GDP at factor cost= Net value added + Depreciation. Here my question is why depreciation added to Net value added? I am confused here: Net value added = Gross value added - depreciation; so the above formula becomes GDP at factor cost= Gross value added - depreciation + Depreciation. Here depreciation get cancelled and finally becomes GDP at factor cost= Gross value added. Source: http://www.economicsdiscussion.net/national-income/components-national-income/top-17-components-of-national-income/18793
The best practice would be to use definitions from recognized international institutions such as the World Bank or the Organisation for Economic Co-operation and Development (OECD). In this document The OECD classifies three types of gross value added (1) at basic prices, (2) at producers' prices and (3) at factor cost.

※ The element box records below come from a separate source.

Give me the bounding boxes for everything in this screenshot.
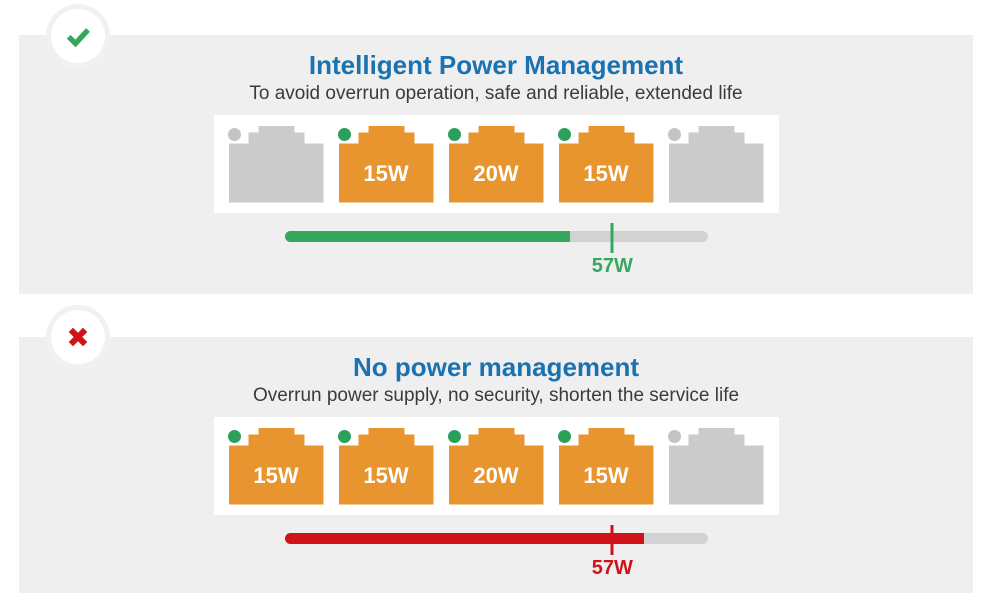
- status-badge-error: [51, 310, 105, 364]
- port-wattage-label: 15W: [583, 462, 629, 488]
- power-bar-fill: [284, 533, 645, 544]
- power-limit-tick: [610, 525, 614, 555]
- port: 15W: [337, 427, 434, 505]
- port-wattage-label: 15W: [363, 160, 409, 186]
- port: [667, 125, 764, 203]
- port: 20W: [447, 125, 544, 203]
- port-wattage-label: [669, 446, 764, 505]
- port-wattage-label: 20W: [473, 160, 519, 186]
- port-band: 15W 15W 20W 15W: [213, 417, 779, 515]
- port-status-dot: [557, 127, 571, 141]
- section-no-power-management: No power management Overrun power supply…: [19, 310, 973, 593]
- section-intelligent-power-management: Intelligent Power Management To avoid ov…: [19, 9, 973, 294]
- status-badge-ok: [51, 9, 105, 63]
- power-bar: 57W: [284, 223, 708, 277]
- port-wattage-label: 20W: [473, 462, 519, 488]
- section-subtitle: To avoid overrun operation, safe and rel…: [249, 83, 743, 104]
- port-status-dot: [337, 127, 351, 141]
- power-limit-tick: [610, 223, 614, 253]
- section-title: No power management: [352, 352, 640, 382]
- power-bar: 57W: [284, 525, 708, 579]
- port: 15W: [337, 125, 434, 203]
- check-icon: [66, 28, 90, 48]
- power-limit-label: 57W: [591, 557, 633, 579]
- port-band: 15W 20W 15W: [213, 115, 779, 213]
- port-wattage-label: 15W: [583, 160, 629, 186]
- power-bar-fill: [284, 231, 571, 242]
- section-title: Intelligent Power Management: [308, 50, 684, 80]
- port-status-dot: [337, 429, 351, 443]
- port-wattage-label: [229, 144, 324, 203]
- port-status-dot: [667, 127, 681, 141]
- port: [227, 125, 324, 203]
- port-status-dot: [227, 429, 241, 443]
- port-status-dot: [667, 429, 681, 443]
- port-status-dot: [447, 429, 461, 443]
- port-wattage-label: 15W: [253, 462, 299, 488]
- port: 20W: [447, 427, 544, 505]
- port-wattage-label: [669, 144, 764, 203]
- port: 15W: [557, 125, 654, 203]
- port: 15W: [557, 427, 654, 505]
- cross-icon: [68, 327, 88, 347]
- port: [667, 427, 764, 505]
- section-subtitle: Overrun power supply, no security, short…: [252, 385, 740, 406]
- port-status-dot: [227, 127, 241, 141]
- port-wattage-label: 15W: [363, 462, 409, 488]
- port: 15W: [227, 427, 324, 505]
- port-status-dot: [447, 127, 461, 141]
- port-status-dot: [557, 429, 571, 443]
- power-limit-label: 57W: [591, 255, 633, 277]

Let first define gross value added at basic prices as output valued at basic prices less intermediate consumption valued at purchasers' prices. Then, gross value added at factor cost can be derived from gross value added at basic prices by subtracting other taxes less subsidies on production.

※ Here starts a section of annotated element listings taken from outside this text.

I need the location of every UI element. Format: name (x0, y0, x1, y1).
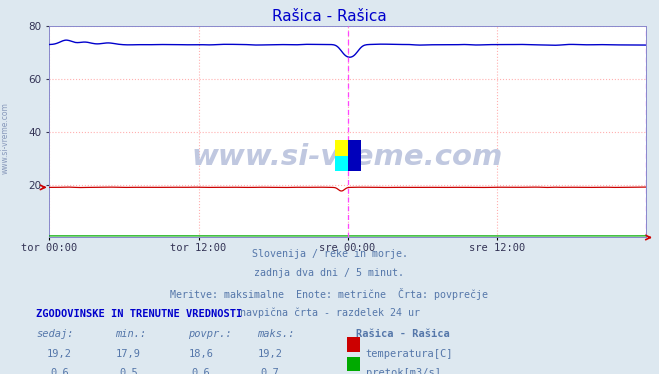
Text: 0,7: 0,7 (261, 368, 279, 374)
Text: 19,2: 19,2 (47, 349, 72, 359)
Text: sedaj:: sedaj: (36, 329, 74, 339)
Text: zadnja dva dni / 5 minut.: zadnja dva dni / 5 minut. (254, 268, 405, 278)
Text: 19,2: 19,2 (258, 349, 283, 359)
Text: Rašica - Rašica: Rašica - Rašica (272, 9, 387, 24)
Text: min.:: min.: (115, 329, 146, 339)
Text: 18,6: 18,6 (188, 349, 214, 359)
Text: temperatura[C]: temperatura[C] (366, 349, 453, 359)
Text: pretok[m3/s]: pretok[m3/s] (366, 368, 441, 374)
Text: 17,9: 17,9 (116, 349, 141, 359)
Bar (335, 140, 360, 156)
Text: www.si-vreme.com: www.si-vreme.com (192, 143, 503, 171)
Text: 0,5: 0,5 (119, 368, 138, 374)
Text: ZGODOVINSKE IN TRENUTNE VREDNOSTI: ZGODOVINSKE IN TRENUTNE VREDNOSTI (36, 309, 243, 319)
Text: navpična črta - razdelek 24 ur: navpična črta - razdelek 24 ur (239, 307, 420, 318)
Text: 0,6: 0,6 (192, 368, 210, 374)
Text: 0,6: 0,6 (50, 368, 69, 374)
Text: maks.:: maks.: (257, 329, 295, 339)
Text: povpr.:: povpr.: (188, 329, 231, 339)
Text: www.si-vreme.com: www.si-vreme.com (1, 102, 10, 174)
Text: Slovenija / reke in morje.: Slovenija / reke in morje. (252, 249, 407, 259)
Bar (348, 140, 360, 171)
Bar (335, 156, 360, 171)
Text: Meritve: maksimalne  Enote: metrične  Črta: povprečje: Meritve: maksimalne Enote: metrične Črta… (171, 288, 488, 300)
Text: Rašica - Rašica: Rašica - Rašica (356, 329, 449, 339)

As an example, GDP at market prices for the United States in 1992 was US\$ 6,234 billion. As GDP at factor cost removes all net taxes on production, it would equal \$6,234 billion less \$506 billion or \$5,728 billion.

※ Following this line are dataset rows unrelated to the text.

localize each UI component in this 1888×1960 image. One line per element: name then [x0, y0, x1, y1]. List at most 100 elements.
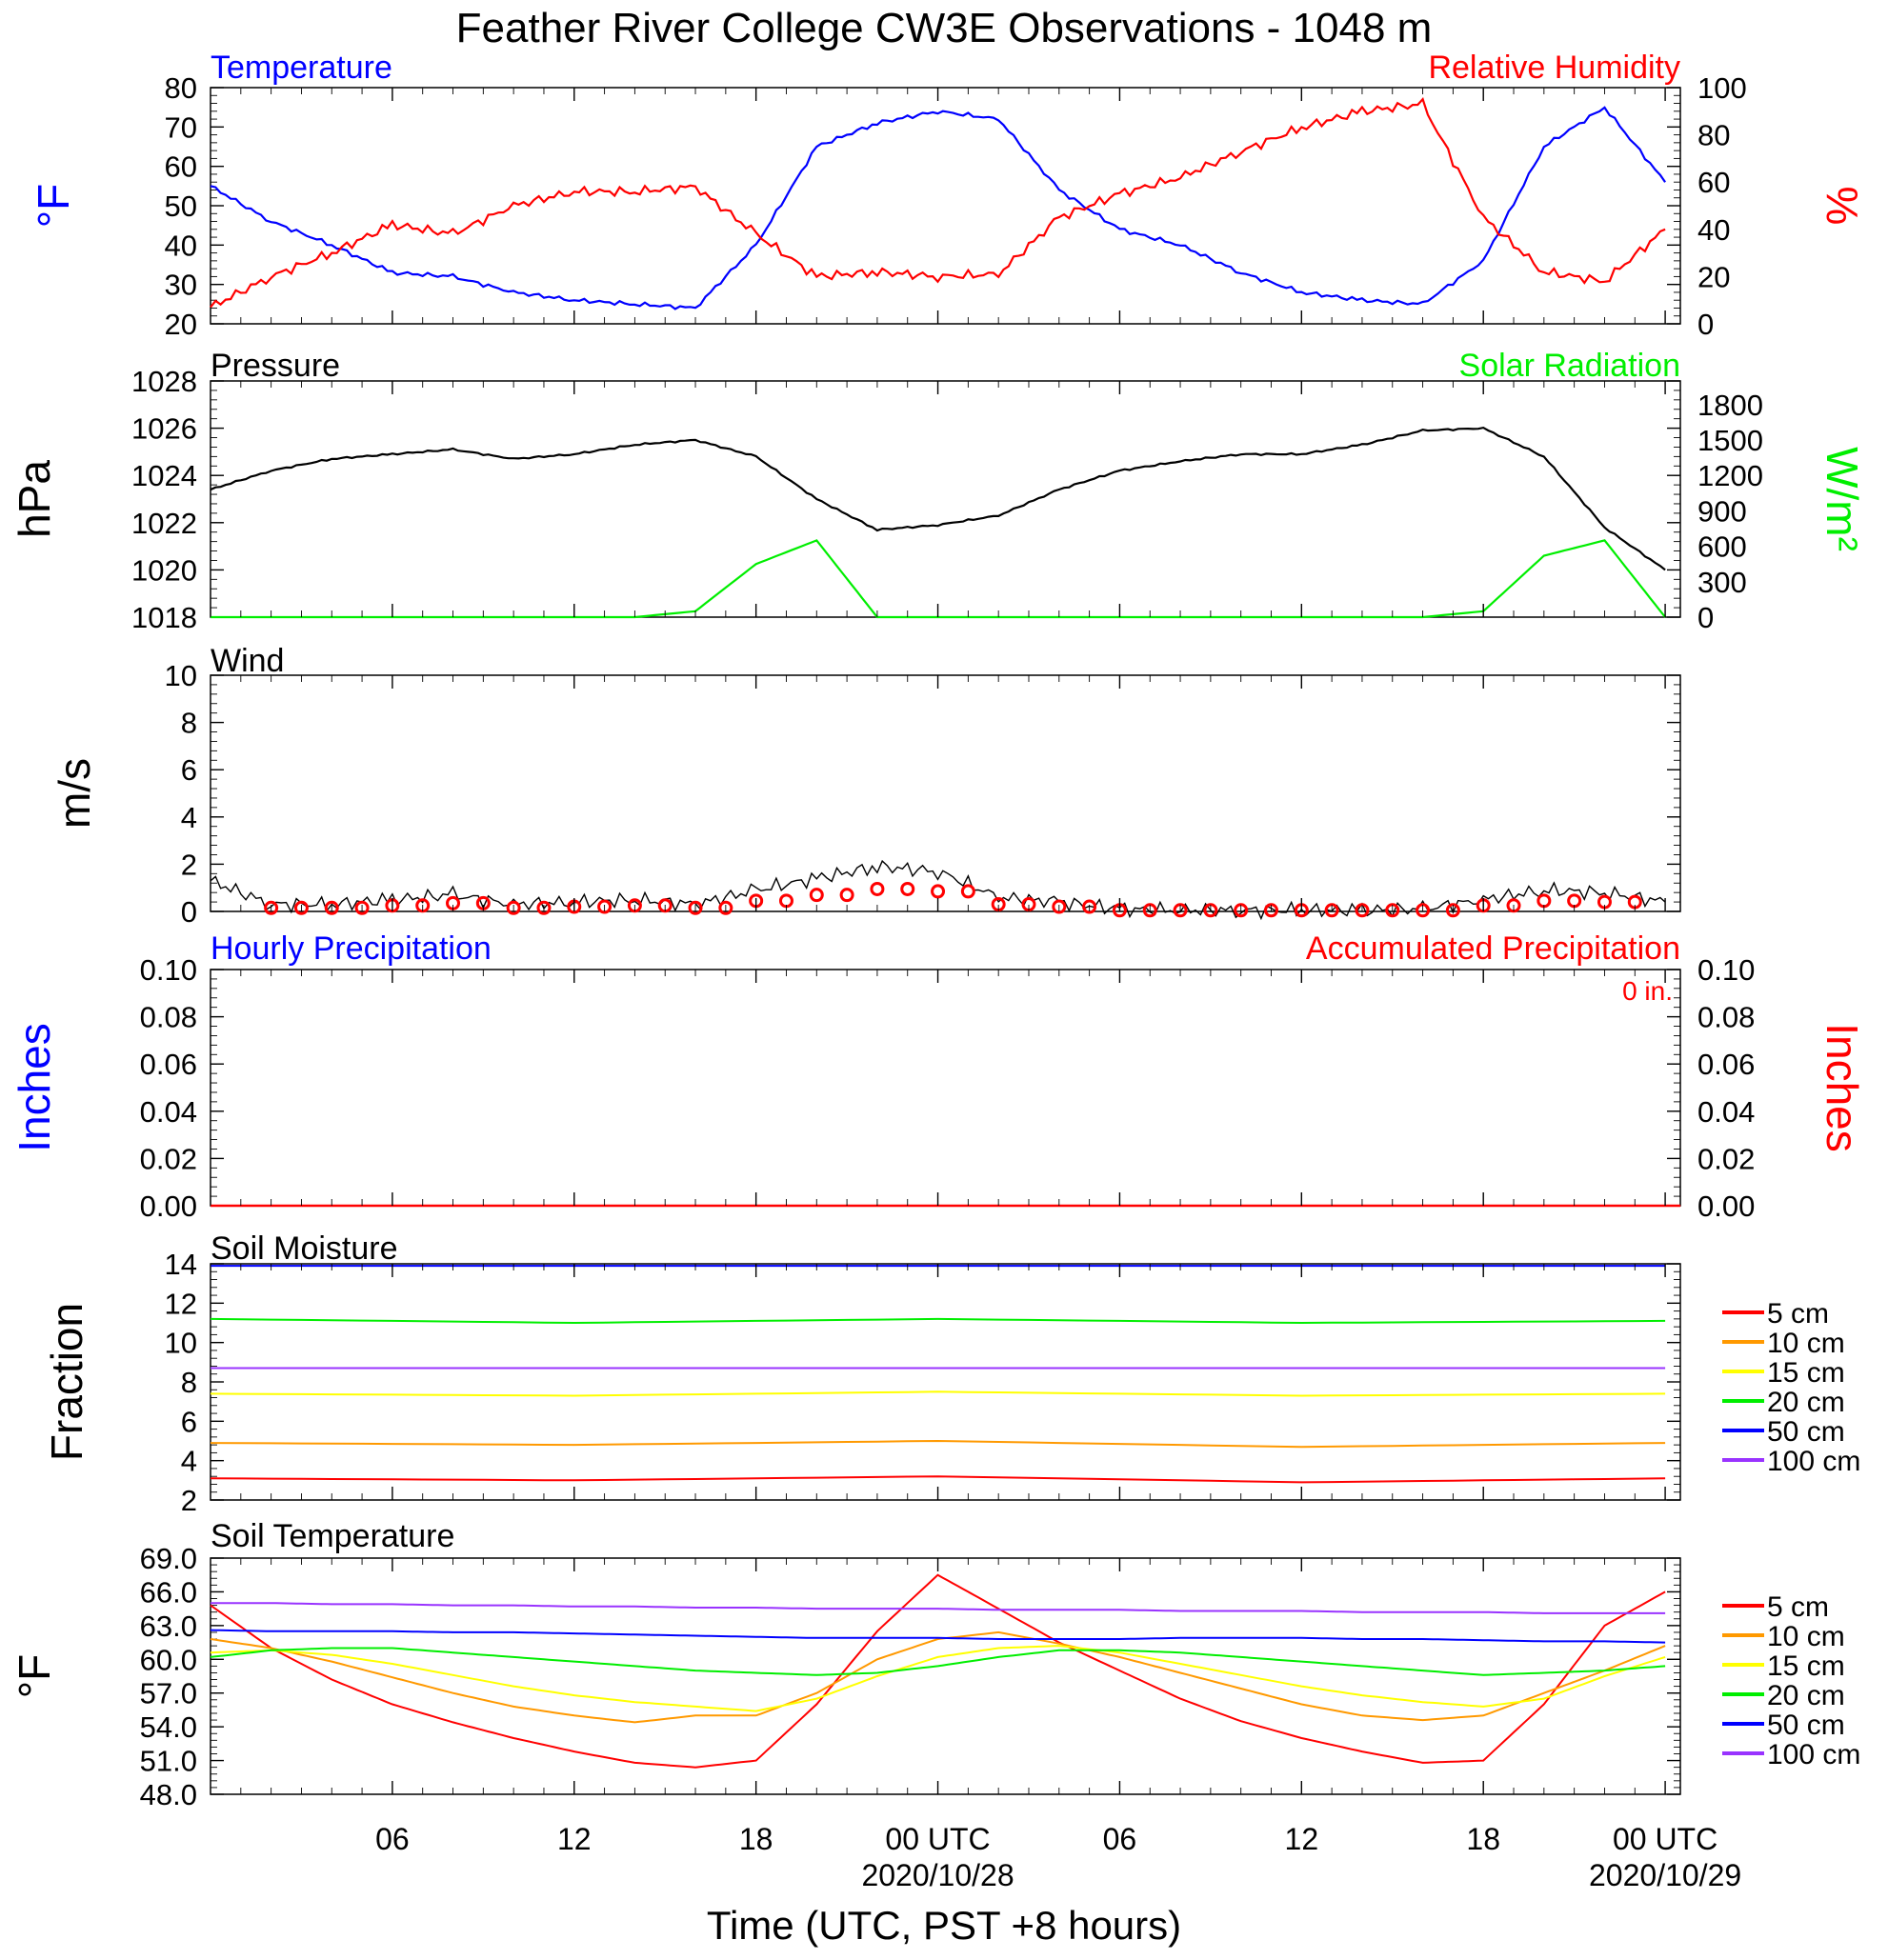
accum-precip-ylabel: Inches — [1818, 1023, 1867, 1152]
wind-calm-marker — [324, 900, 339, 915]
humidity-ylabel: % — [1818, 187, 1867, 226]
temperature-frame — [210, 87, 1681, 325]
wind-calm-marker — [809, 888, 824, 903]
y-right-tick-label: 60 — [1697, 166, 1730, 199]
soil-temperature-ylabel: °F — [10, 1654, 59, 1699]
x-tick-label: 00 UTC — [885, 1822, 990, 1856]
y-tick-label: 4 — [181, 801, 197, 834]
precip-frame — [210, 969, 1681, 1207]
legend-label: 15 cm — [1767, 1650, 1845, 1682]
y-tick-label: 57.0 — [140, 1677, 197, 1710]
y-tick-label: 48.0 — [140, 1778, 197, 1811]
y-tick-label: 60.0 — [140, 1643, 197, 1676]
series-temperature — [210, 106, 1667, 310]
x-tick-label: 18 — [739, 1822, 773, 1856]
y-tick-label: 6 — [181, 753, 197, 787]
series-soiltemp-5cm — [210, 1573, 1666, 1769]
wind-calm-marker — [1264, 903, 1279, 918]
y-tick-label: 40 — [165, 229, 197, 262]
series-pressure — [210, 426, 1666, 571]
wind-calm-marker — [1082, 899, 1097, 914]
y-tick-label: 1020 — [131, 553, 197, 587]
wind-calm-marker — [688, 900, 703, 915]
legend-label: 20 cm — [1767, 1387, 1845, 1418]
wind-calm-marker — [536, 900, 552, 915]
y-tick-label: 0.08 — [140, 1001, 197, 1034]
y-right-tick-label: 80 — [1697, 119, 1730, 152]
soil-moisture-ylabel: Fraction — [42, 1303, 91, 1461]
accum-precip-title: Accumulated Precipitation — [1306, 930, 1680, 967]
x-date-label: 2020/10/28 — [861, 1858, 1014, 1892]
x-tick-label: 12 — [557, 1822, 592, 1856]
y-tick-label: 1018 — [131, 601, 197, 634]
wind-calm-marker — [506, 900, 521, 915]
x-tick-label: 18 — [1466, 1822, 1500, 1856]
wind-calm-marker — [718, 900, 733, 915]
wind-calm-marker — [1203, 903, 1218, 918]
wind-calm-marker — [931, 884, 946, 899]
y-tick-label: 2 — [181, 848, 197, 881]
hourly-precip-ylabel: Inches — [10, 1023, 59, 1152]
x-tick-label: 12 — [1285, 1822, 1319, 1856]
panel-precipitation: Hourly Precipitation Accumulated Precipi… — [10, 930, 1867, 1223]
y-tick-label: 69.0 — [140, 1542, 197, 1575]
solar-title: Solar Radiation — [1459, 348, 1680, 384]
y-tick-label: 1026 — [131, 412, 197, 446]
wind-calm-marker — [597, 899, 613, 914]
wind-calm-marker — [1324, 903, 1339, 918]
y-right-tick-label: 100 — [1697, 71, 1747, 105]
panel-soil-temperature: Soil Temperature °F 69.066.063.060.057.0… — [10, 1518, 1860, 1811]
y-tick-label: 70 — [165, 110, 197, 144]
wind-calm-marker — [354, 900, 370, 915]
y-tick-label: 8 — [181, 707, 197, 740]
series-moisture-5cm — [210, 1475, 1666, 1484]
y-tick-label: 0.02 — [140, 1142, 197, 1175]
series-wind — [210, 859, 1666, 921]
y-tick-label: 1028 — [131, 365, 197, 398]
y-right-tick-label: 0.00 — [1697, 1190, 1755, 1223]
accum-precip-total: 0 in. — [1622, 976, 1673, 1006]
y-right-tick-label: 1500 — [1697, 424, 1763, 457]
y-right-tick-label: 1200 — [1697, 459, 1763, 492]
x-date-label: 2020/10/29 — [1589, 1858, 1741, 1892]
y-tick-label: 66.0 — [140, 1575, 197, 1609]
x-tick-label: 00 UTC — [1613, 1822, 1717, 1856]
panel-wind: Wind m/s 10 8 6 4 2 0 — [50, 643, 1681, 929]
y-right-tick-label: 0.08 — [1697, 1001, 1755, 1034]
series-moisture-10cm — [210, 1439, 1666, 1449]
x-tick-label: 06 — [375, 1822, 410, 1856]
wind-frame — [210, 674, 1681, 912]
y-tick-label: 1024 — [131, 459, 197, 492]
legend-label: 15 cm — [1767, 1357, 1845, 1389]
y-right-tick-label: 300 — [1697, 566, 1747, 599]
series-moisture-15cm — [210, 1390, 1666, 1397]
y-tick-label: 50 — [165, 190, 197, 223]
soil-temperature-frame — [210, 1557, 1681, 1795]
y-right-tick-label: 20 — [1697, 260, 1730, 293]
soil-moisture-title: Soil Moisture — [211, 1230, 398, 1267]
pressure-title: Pressure — [211, 348, 340, 384]
y-tick-label: 2 — [181, 1484, 197, 1517]
series-soiltemp-15cm — [210, 1645, 1666, 1712]
wind-calm-marker — [1445, 903, 1460, 918]
wind-calm-marker — [1355, 903, 1370, 918]
wind-calm-marker — [1385, 903, 1400, 918]
y-right-tick-label: 0.04 — [1697, 1095, 1755, 1129]
figure-title: Feather River College CW3E Observations … — [456, 5, 1433, 51]
series-relative-humidity — [210, 96, 1666, 309]
y-tick-label: 0.06 — [140, 1048, 197, 1081]
wind-title: Wind — [211, 643, 284, 679]
y-tick-label: 8 — [181, 1366, 197, 1399]
y-tick-label: 1022 — [131, 507, 197, 540]
y-right-tick-label: 0.06 — [1697, 1048, 1755, 1081]
wind-calm-marker — [1173, 903, 1188, 918]
y-tick-label: 14 — [165, 1248, 197, 1281]
y-right-tick-label: 0 — [1697, 601, 1714, 634]
y-tick-label: 51.0 — [140, 1745, 197, 1778]
temperature-title: Temperature — [211, 50, 392, 86]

GDP at factor cost is thus a way of measuring gross value added at some prices. So, as far as I understand, it makes sense that depreciation get cancelled and finally becomes GDP (at factor cost) = Gross value added (at factor cost).
Why is depreciation added to Net value added? According to your source, if we deduct depreciation from Gross Net Product (at factor cost), we get Net National Product (at factor cost). So, if we add depreciation to NNP we get GNP.